“Existe uma paisagem interna, uma geografia da alma, cujos contornos buscamos durante a nossa vida”. Essa frase do protagonista revela o que nos espera, os múltiplos olhares sobre esta incômoda história de Josephine Hart, adaptada e dirigida por Louis Malle, que viria a falecer três anos após o lançamento do filme. Mas quem seriam os amantes, Stephen Fleming e Anna Barton?
Será que para falar de amor, precisamos mesmo ter uma data tão comercial como o dia 12 de junho? E ainda ter que suportar um clima tão meloso e irreal como vemos nas expectativas supostamente apaixonadas dos enamorados? Questionando esse “mi mi mi” todo, preferi escrever sobre os amores rasgados, aqueles malditos, ardentes na essência e desesperadamente loucos nos princípios.
Para representar esse desvario de sentimentos, apresento três filmes que digo: há que ter fôlego para assisti-los.

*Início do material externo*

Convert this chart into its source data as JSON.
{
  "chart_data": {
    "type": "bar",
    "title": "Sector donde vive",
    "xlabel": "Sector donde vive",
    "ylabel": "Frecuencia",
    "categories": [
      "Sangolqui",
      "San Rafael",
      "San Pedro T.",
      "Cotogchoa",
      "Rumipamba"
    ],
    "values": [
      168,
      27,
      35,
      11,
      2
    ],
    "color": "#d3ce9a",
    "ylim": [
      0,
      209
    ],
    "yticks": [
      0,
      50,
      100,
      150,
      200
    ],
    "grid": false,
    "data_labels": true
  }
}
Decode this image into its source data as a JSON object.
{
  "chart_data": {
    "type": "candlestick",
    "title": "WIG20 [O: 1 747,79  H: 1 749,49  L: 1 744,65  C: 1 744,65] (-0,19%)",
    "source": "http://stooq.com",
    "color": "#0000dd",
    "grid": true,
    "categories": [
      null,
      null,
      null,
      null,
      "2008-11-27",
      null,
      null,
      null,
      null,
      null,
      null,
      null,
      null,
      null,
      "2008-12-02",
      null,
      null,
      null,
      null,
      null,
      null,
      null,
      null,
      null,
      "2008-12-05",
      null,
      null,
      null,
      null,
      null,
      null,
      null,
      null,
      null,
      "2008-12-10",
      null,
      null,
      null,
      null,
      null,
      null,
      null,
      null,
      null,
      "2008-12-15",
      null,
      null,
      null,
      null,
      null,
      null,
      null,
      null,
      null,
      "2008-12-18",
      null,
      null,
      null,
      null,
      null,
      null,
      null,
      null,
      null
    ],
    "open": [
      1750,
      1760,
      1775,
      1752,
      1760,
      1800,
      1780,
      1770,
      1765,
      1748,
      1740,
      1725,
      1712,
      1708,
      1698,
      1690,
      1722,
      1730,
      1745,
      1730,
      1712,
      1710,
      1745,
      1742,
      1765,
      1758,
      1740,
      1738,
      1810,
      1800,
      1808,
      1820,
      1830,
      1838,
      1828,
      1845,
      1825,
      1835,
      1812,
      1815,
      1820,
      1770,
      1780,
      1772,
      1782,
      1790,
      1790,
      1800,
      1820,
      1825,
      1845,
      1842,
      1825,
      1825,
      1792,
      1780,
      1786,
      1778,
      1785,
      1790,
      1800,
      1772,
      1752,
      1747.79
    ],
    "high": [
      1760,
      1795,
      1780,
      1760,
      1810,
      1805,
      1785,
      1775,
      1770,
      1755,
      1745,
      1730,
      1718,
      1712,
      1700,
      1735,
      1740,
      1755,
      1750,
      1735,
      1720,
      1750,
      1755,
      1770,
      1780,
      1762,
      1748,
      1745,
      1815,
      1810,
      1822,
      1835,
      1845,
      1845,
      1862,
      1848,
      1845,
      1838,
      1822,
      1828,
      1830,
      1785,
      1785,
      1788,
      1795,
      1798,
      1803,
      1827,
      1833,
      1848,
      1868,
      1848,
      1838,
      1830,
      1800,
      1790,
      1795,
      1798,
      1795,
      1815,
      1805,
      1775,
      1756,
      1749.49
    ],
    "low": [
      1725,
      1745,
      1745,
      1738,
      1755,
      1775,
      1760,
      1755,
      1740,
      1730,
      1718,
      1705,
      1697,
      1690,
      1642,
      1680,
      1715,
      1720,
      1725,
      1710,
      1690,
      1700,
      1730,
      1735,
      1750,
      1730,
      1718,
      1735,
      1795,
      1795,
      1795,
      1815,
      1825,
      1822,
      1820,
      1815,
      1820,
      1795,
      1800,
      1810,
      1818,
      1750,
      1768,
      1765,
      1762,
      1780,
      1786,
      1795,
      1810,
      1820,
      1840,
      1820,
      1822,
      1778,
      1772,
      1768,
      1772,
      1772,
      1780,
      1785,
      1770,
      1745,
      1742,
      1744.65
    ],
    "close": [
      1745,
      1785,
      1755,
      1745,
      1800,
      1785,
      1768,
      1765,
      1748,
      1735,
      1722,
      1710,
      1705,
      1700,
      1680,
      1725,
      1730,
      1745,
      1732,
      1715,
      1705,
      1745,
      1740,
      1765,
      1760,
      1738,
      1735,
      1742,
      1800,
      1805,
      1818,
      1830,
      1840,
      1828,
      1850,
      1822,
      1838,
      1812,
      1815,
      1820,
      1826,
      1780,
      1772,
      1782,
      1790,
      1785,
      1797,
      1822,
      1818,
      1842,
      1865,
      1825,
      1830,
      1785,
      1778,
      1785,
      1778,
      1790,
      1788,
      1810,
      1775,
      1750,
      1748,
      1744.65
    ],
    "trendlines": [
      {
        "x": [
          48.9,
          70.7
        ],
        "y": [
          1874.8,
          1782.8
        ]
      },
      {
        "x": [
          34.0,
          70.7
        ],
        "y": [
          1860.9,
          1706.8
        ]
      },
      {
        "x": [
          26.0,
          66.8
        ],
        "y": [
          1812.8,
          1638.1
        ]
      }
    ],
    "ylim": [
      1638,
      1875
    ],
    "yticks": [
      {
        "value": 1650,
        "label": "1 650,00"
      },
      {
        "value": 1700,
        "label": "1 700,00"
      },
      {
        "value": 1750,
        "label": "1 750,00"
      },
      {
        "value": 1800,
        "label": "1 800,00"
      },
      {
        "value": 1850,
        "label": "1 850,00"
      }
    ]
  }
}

Neste texto, contarei a história de Stephen e Anna do avassalador “Perdas e Danos” (1992, Damage, Direção: Louis Malle).
No texto seguinte, virão Bess e Jan de “Ondas do Destino” (1996, Breaking the Waves, Direção: Lars Von Trier).

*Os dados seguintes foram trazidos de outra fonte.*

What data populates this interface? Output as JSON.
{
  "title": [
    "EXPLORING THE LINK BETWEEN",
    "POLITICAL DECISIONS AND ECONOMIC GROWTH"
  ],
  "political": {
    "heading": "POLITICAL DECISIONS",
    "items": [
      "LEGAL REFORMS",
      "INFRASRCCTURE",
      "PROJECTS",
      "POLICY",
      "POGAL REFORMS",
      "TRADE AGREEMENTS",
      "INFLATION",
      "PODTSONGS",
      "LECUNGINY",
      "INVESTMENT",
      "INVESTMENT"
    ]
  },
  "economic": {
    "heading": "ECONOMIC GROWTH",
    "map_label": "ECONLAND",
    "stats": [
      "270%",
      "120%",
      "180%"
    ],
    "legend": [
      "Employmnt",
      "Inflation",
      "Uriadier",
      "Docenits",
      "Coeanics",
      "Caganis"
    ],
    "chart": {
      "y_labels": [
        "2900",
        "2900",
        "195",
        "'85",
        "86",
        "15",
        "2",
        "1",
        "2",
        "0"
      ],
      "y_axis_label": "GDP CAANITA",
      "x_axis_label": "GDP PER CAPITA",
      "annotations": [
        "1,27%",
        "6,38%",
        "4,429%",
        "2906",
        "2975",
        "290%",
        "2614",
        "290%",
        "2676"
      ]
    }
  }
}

Finalizarei a trilogia dos loucos amores com Mathilde e Bernard de “A Mulher do Lado” (1981, La Femme D’À Côté, Direção: François Truffaut).
Filmes são uma porção terrivelmente complexa e controversa do mundo interno daqueles que os concebem e dirigem. Talvez, por isso mesmo são conteúdos que ironicamente flertam com o que desconhecemos em nós mesmos, e/ou nos esforçamos para evitá-los.

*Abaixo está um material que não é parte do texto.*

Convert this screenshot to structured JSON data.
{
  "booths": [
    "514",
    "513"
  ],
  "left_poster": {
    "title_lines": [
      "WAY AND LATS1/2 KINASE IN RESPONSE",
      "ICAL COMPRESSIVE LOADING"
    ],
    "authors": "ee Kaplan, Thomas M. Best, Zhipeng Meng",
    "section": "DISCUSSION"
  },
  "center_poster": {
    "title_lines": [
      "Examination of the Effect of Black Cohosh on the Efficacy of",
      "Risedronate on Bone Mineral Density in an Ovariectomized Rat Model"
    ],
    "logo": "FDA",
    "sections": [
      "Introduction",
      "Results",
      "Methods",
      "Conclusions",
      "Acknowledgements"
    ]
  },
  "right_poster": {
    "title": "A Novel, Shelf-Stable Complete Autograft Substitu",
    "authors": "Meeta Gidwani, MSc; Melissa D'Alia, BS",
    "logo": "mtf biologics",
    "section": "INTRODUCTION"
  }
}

O que ignoramos dentro de nós mesmos chegará, mais cedo ou mais tarde, de fora… como um caminhão em nossa direção, na pista errada”. (2006, p.13, James Hollis, A Sombra Interior)
Perdas e Danos
“Existe uma paisagem interna, uma geografia da alma, cujos contornos buscamos durante a nossa vida”. Essa frase do protagonista revela o que nos espera, os múltiplos olhares sobre esta incômoda história de Josephine Hart, adaptada e dirigida por Louis Malle, que viria a falecer três anos após o lançamento do filme.
Mas quem seriam os amantes, Stephen Fleming e Anna Barton?
Ele, Stephen, interpretado majestosamente por Jeremy Irons, um ministro inglês casado com a linda, loura e equilibrada Ingrid (Miranda Richardson). Sobre a relação com a esposa, declara: “A sua vida e a minha tinham seguido linhas paralelas durante todos aqueles anos. Sem acidentes, sem sinais ignorados. Éramos um casal civilizado, aproximando-se tranquilamente dos anos finais e da velhice”.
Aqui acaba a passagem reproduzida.